Publisher: Greenwillow (2012)
Genre: YA Dystopian
Rating: 3.5 Stars
Anyone so thoroughly sick of YA Dystopian they can't stand the sight of them is going to want to look away now. For those not irredeemably jaded ...
Breathe by Sarah Crossan has three protagonists, each with point-of-view chapters; Alina, Bea and Quinn. The premise is that all trees are dead and Earth has run out of oxygen.
Everyone lives inside a Dome (sound familiar?), where they have to pay for artificial air if they want to, y'know, breathe. Quinn is a Premium, a rich boy whose family can afford all the air they want. Bea is an Auxiliary who struggles to pay for breathing: she can't dance, sing or exercise enough for fear of using up too much air. Quinn and Bea are best friends. On top of that, Bea is in unrequited love with Quinn.
Alina is different, due to the not-so-inconsequential fact that she's a rebel (although what passes for rebellion here is growing illegal plants. Growing plants, full stop). One day, Quinn spots Alina in the cafeteria and fancies her. Quinn and Bea leave the Dome for a weekend holiday with air tanks, but Alina's leaving at the same time. Of course, where Alina's going is trouble. Quinn and Bea get caught up in it and bam, drama and danger and adventure.*
I gave this 3.5 stars because it's a good solid read and a pleasant surprise The three points-of-view was quite hefty to pick up at the outset and I didn't enjoy having to get used to three narrators. Their voices are reasonably distinctive, thankfully, and well-characterised, in my opinion.
Not that I know what goes on in boys' heads, but Quinn seems like the most realistic one I've ever read. He's not exactly shy in his internal monologue, I have to say. You can almost feel the hormones. Bea is sensitive, studious and compassionate. She was easy enough to sympathise with, I suppose, but you certainly wouldn't be in awe of her strength. Also, at the start of the book she spends half her time being a teatowel and wishing Quinn would notice her. Alina is your typical strong rebel girl, though even more aloof and hostile than usual. She's not just snarky; at first she seems genuinely uninterested in talking to or mixing with the other main characters (non-rebels, but in the same school).
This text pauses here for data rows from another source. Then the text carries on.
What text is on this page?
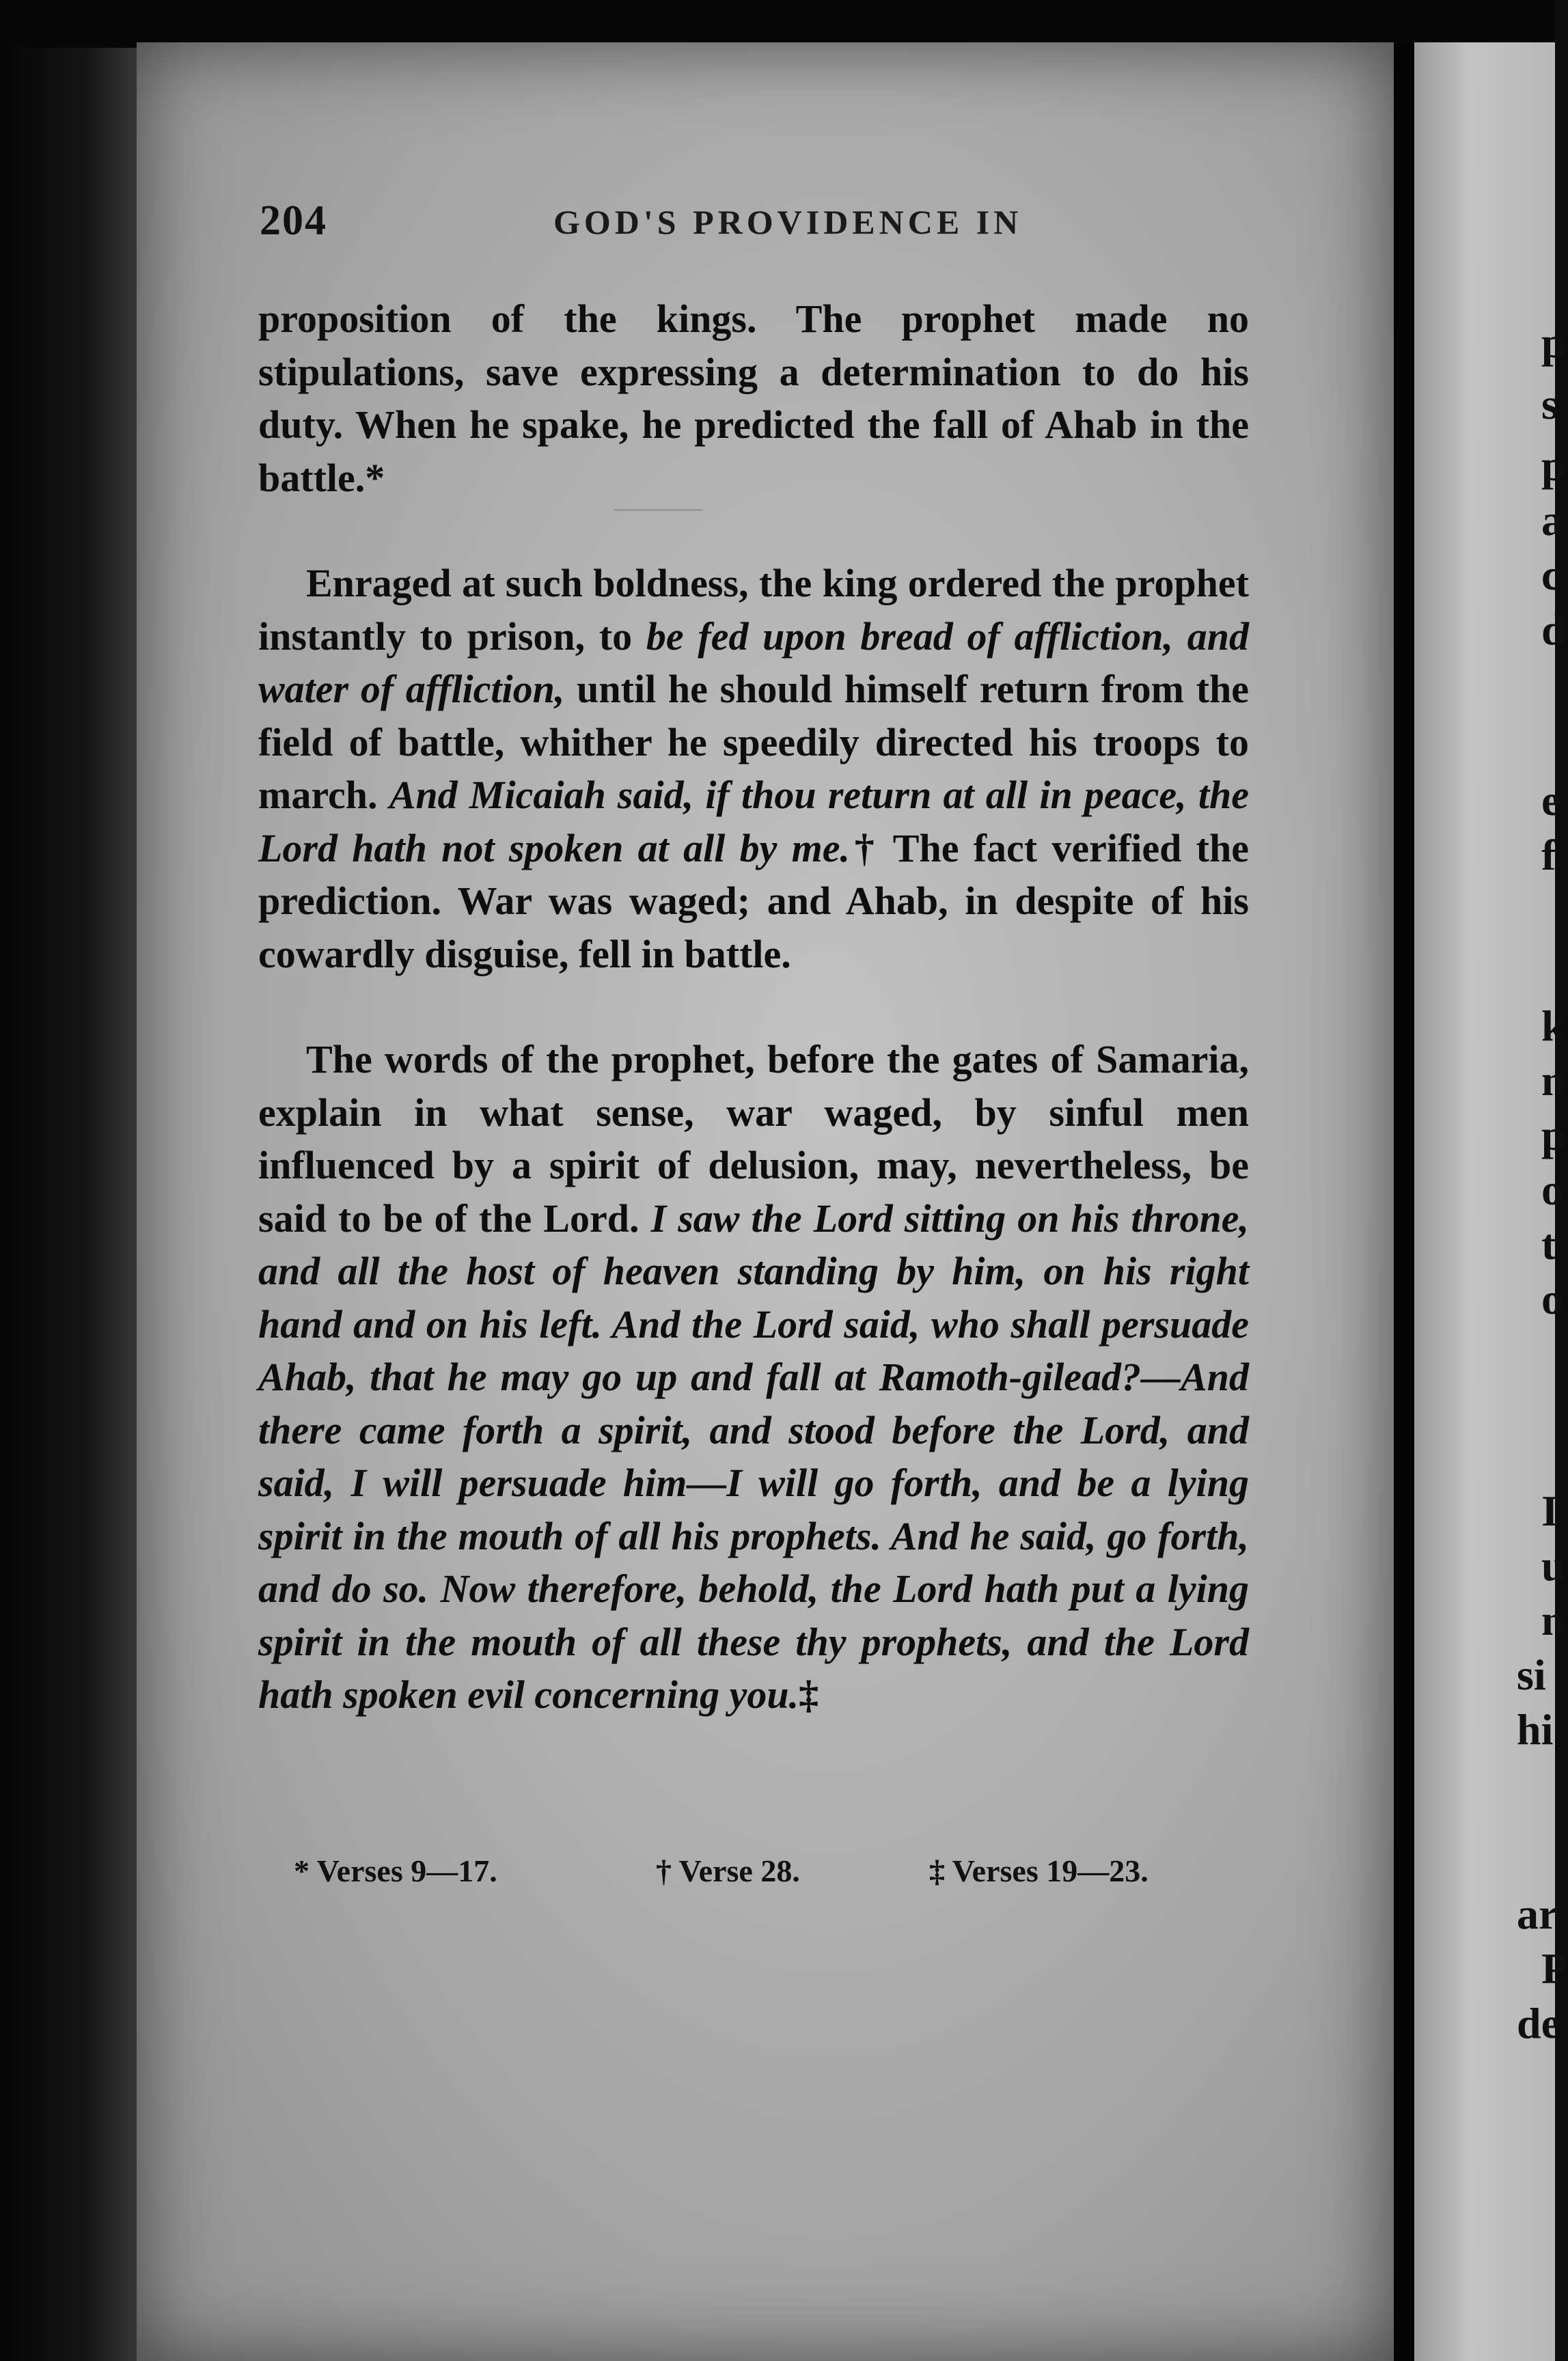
p
s
p
a
c
d
e
f
k
n
p
o
t
o
I
u
n
si
hi
ar
P
de
⸻
204	GOD'S PROVIDENCE IN

proposition of the kings. The prophet made no stipulations, save expressing a determination to do his duty. When he spake, he predicted the fall of Ahab in the battle.*

Enraged at such boldness, the king ordered the prophet instantly to prison, to be fed upon bread of affliction, and water of affliction, until he should himself return from the field of battle, whither he speedily directed his troops to march. And Micaiah said, if thou return at all in peace, the Lord hath not spoken at all by me.† The fact verified the prediction. War was waged; and Ahab, in despite of his cowardly disguise, fell in battle.

The words of the prophet, before the gates of Samaria, explain in what sense, war waged, by sinful men influenced by a spirit of delusion, may, nevertheless, be said to be of the Lord. I saw the Lord sitting on his throne, and all the host of heaven standing by him, on his right hand and on his left. And the Lord said, who shall persuade Ahab, that he may go up and fall at Ramoth-gilead?—And there came forth a spirit, and stood before the Lord, and said, I will persuade him—I will go forth, and be a lying spirit in the mouth of all his prophets. And he said, go forth, and do so. Now therefore, behold, the Lord hath put a lying spirit in the mouth of all these thy prophets, and the Lord hath spoken evil concerning you.‡

* Verses 9—17.	† Verse 28.	‡ Verses 19—23.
I quite like the premise, and there's a decent amount of attention paid to the scientific-authenticity side of things. The plotline twists and turns skilfully and there's a real sense of danger, though not as much suspense as there could've been. The setting was really well-described, particularly a certain place outside the Dome that I can't talk about because of spoilers.
Twists! Fabulous twists, both in the main story and in the relationships between characters.
Didn't completely wow me compared to some books I've read recently, but worth a look. It's the first in a trilogy, which I miiiight continue. Depends.